The 11-member board of the Green Mountain Unified School District voted 5 to 5 with 1 abstention on Scenario D, which would have cut the assistant principal, reinstated the behavior position, made the Spanish position full time and added back the after-school program support, for a net increase of 2.97 percent over the current budget.

After more discussion, the board voted 8-3 to adopt Scenario A, which kept the assistant principal position, upgraded the Spanish position and reinstated the after-school support. The net increase was 3.23 percent over the current budget, which amounts to $405,107. Voting against the plan were Jeff Hance, Michael Studin and Rick Alexander. This was the same meeting at which Hance had told the board that teachers at CAES could not speak to him due to what he called a “gag order.”

With seats on both the district board and the finance committee, Joe Fromberger and Marilyn Mahusky clashed more than a few times during the budget process.

At a sparsely attended information meeting on the budget held at Green Mountain High School on Thursday, Feb. 26, board chair Marilyn Mahusky said that per pupil education spending would increase from $15,659 to $15,938 with the pre-CLA tax rate at $1.43. Mahusky noted that during the Act 46 debate, the SU had anticipated a tax rate of $1.53 for the upcoming year and that the actual rate would be 10 cents less than that.

The Telegraph pointed out that the Act 46 projections were based on a number of assumptions and asked how those assumptions compared to the actual conditions today, Hammond said she did not have that information at the meeting and Mahusky asserted that the 10-cent difference between the projection and the budget was real and meaningful.

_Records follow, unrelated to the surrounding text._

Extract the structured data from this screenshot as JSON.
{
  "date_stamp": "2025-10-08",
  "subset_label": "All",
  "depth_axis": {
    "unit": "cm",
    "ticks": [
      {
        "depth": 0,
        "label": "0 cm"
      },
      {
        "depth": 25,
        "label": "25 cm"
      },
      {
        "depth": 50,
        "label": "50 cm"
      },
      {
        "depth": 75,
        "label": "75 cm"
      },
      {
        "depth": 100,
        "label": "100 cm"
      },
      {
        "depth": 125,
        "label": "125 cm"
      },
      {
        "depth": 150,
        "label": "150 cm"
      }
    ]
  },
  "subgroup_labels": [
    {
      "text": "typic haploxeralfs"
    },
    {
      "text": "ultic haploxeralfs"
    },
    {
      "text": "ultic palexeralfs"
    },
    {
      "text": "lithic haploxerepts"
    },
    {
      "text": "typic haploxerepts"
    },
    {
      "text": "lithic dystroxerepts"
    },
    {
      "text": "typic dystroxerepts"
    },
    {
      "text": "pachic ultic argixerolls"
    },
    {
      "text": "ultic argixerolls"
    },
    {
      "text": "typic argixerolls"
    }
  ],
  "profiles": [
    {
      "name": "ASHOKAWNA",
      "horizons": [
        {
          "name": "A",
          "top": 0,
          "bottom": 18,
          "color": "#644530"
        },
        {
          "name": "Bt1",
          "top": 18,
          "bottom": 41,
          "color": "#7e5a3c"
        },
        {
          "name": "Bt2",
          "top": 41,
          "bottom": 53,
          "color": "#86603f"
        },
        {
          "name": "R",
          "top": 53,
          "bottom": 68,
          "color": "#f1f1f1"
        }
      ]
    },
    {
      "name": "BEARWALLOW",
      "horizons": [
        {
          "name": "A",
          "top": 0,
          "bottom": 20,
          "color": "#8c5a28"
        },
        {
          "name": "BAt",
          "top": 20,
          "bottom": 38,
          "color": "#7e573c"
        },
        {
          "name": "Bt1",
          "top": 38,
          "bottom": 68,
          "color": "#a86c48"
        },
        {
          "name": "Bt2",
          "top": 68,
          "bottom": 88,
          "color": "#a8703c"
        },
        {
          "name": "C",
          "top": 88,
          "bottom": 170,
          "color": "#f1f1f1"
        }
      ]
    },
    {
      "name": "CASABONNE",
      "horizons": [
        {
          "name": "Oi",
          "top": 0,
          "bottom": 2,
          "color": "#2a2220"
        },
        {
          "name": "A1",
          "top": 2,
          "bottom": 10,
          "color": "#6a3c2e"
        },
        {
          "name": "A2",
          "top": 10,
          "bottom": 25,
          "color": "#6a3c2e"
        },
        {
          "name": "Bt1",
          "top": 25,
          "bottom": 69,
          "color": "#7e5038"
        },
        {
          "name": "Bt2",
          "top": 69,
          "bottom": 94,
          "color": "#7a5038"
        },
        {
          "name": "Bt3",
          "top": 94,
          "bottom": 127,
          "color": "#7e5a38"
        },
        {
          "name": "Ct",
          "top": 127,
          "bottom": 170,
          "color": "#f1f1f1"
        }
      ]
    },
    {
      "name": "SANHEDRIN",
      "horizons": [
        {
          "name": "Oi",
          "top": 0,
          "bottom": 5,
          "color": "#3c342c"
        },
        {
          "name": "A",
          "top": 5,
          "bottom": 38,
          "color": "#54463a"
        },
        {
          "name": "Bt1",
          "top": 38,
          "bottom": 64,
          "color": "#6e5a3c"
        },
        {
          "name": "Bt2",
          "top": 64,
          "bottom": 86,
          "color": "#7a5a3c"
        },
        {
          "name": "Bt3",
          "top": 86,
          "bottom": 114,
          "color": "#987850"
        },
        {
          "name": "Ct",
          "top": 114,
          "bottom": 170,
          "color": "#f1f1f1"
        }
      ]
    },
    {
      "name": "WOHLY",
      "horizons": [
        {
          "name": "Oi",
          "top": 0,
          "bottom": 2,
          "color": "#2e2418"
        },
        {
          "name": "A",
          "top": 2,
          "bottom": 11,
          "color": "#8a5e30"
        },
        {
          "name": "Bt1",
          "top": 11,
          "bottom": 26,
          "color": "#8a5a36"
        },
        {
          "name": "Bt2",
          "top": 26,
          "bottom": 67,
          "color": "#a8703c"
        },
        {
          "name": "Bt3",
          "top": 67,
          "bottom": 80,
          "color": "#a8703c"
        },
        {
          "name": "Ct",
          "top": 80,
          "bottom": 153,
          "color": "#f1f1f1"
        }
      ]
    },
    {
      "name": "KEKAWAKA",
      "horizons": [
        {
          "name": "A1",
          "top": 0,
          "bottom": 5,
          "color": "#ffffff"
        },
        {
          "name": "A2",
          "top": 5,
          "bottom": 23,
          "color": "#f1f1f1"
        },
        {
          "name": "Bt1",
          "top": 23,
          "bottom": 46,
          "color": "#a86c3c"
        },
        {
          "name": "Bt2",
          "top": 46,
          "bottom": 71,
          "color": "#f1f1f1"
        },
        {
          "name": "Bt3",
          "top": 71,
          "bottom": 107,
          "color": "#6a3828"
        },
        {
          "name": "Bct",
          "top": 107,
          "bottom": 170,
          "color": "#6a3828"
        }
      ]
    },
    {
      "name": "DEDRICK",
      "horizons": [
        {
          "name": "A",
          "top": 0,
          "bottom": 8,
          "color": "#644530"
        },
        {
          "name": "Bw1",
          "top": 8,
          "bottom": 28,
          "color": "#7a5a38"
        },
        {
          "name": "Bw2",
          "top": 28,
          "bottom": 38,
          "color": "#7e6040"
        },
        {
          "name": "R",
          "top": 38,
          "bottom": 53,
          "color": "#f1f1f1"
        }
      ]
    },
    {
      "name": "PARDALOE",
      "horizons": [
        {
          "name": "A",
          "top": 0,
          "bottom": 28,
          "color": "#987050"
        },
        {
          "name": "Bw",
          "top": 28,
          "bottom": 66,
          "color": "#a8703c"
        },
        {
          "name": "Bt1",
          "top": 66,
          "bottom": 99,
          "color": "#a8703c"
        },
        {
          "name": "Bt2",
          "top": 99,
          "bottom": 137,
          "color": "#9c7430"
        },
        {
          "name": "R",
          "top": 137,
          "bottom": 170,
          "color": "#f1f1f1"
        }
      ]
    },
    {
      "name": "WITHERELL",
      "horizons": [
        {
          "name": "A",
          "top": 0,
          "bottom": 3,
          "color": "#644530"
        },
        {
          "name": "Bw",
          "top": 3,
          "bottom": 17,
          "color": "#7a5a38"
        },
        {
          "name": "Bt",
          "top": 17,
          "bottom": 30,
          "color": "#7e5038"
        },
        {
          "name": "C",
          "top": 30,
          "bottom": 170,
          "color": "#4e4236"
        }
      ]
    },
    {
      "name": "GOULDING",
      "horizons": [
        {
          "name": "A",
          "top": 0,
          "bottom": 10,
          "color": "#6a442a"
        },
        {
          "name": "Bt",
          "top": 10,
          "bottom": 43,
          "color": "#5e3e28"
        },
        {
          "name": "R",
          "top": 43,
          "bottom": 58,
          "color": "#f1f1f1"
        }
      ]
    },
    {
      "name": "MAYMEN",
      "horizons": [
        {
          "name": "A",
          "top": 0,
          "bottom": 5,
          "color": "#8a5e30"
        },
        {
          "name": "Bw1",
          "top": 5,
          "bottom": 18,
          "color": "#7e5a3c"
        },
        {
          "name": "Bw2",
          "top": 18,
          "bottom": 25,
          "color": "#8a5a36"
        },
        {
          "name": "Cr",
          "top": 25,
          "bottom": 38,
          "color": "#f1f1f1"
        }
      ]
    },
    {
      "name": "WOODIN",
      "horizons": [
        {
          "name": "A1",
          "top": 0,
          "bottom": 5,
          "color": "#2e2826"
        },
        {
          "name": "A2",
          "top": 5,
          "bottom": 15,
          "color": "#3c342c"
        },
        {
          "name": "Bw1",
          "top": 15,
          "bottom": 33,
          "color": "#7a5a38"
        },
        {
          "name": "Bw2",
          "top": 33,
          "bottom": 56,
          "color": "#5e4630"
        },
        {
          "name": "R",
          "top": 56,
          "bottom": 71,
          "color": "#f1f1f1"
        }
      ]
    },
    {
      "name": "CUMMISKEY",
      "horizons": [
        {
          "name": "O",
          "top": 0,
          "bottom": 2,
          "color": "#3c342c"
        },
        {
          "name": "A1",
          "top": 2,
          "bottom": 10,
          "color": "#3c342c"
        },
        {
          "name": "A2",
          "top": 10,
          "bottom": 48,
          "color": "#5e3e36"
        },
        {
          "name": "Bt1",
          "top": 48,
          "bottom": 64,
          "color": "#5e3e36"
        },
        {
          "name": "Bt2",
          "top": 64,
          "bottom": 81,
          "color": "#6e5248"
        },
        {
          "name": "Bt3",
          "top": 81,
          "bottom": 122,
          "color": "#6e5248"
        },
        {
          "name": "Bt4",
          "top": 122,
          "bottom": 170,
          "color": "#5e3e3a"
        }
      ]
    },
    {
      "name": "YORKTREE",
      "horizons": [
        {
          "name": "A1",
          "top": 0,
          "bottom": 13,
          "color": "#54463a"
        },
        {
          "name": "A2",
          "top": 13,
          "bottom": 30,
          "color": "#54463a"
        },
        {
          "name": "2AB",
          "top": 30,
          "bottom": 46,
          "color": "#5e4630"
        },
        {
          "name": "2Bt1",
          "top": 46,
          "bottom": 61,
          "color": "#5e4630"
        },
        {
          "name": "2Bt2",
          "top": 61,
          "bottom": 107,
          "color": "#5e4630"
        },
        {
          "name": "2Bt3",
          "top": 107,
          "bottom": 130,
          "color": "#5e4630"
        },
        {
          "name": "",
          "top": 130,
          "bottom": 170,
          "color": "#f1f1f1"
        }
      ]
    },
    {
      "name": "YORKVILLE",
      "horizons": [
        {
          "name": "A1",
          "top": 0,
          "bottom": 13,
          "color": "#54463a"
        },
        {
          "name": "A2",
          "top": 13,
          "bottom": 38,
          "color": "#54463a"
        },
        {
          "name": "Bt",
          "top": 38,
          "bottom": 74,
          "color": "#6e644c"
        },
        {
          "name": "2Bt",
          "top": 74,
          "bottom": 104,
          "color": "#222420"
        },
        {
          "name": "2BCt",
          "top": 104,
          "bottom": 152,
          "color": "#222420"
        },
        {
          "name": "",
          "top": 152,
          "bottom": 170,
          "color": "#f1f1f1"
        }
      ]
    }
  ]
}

The CLA, or Common Level of Appraisal, is a comparison of a town’s assessments with current property sales prices. It is a mechanism for making sure that each town is paying its fair share of education taxes. Once the state establishes an “equalized tax rate” for a district based on its spending, that rate is divided by the CLA for each town in the district to get the town’s residential rate. If market values are below the listers’ assessment (as is the case in Andover, Cavendish and Chester) the tax rate drops. If, as in Baltimore, the market value is higher than the assessments, the rate goes up. For more information see this explainer from 2014.

Anyone who has difficulty following the making of the Green Mountain Unified School District’s budget shouldn’t feel bad. At several of the finance committee and board meetings leading up to its adoption several board members admitted that they could not make heads or tails of the detailed 43 page budget and so relied on a simpler less detailed “condensed” budget.

A couple of notes on the detailed budget. Unlike most budget formats, in the program used by the SU, revenue is expressed in parentheses, as if it was negative. Also, the long chart of account numbers are off-putting, but the budget is much more understandable if you realize that the 3077 number (second from left) refers to districtwide numbers; 1063 refers to Cavendish Elementary, 1070 is Chester-Andover and 1124 is Green Mountain High School.

NOTE: There are other numbers used in getting to the tax rate and some of those may not be set yet so these numbers can change.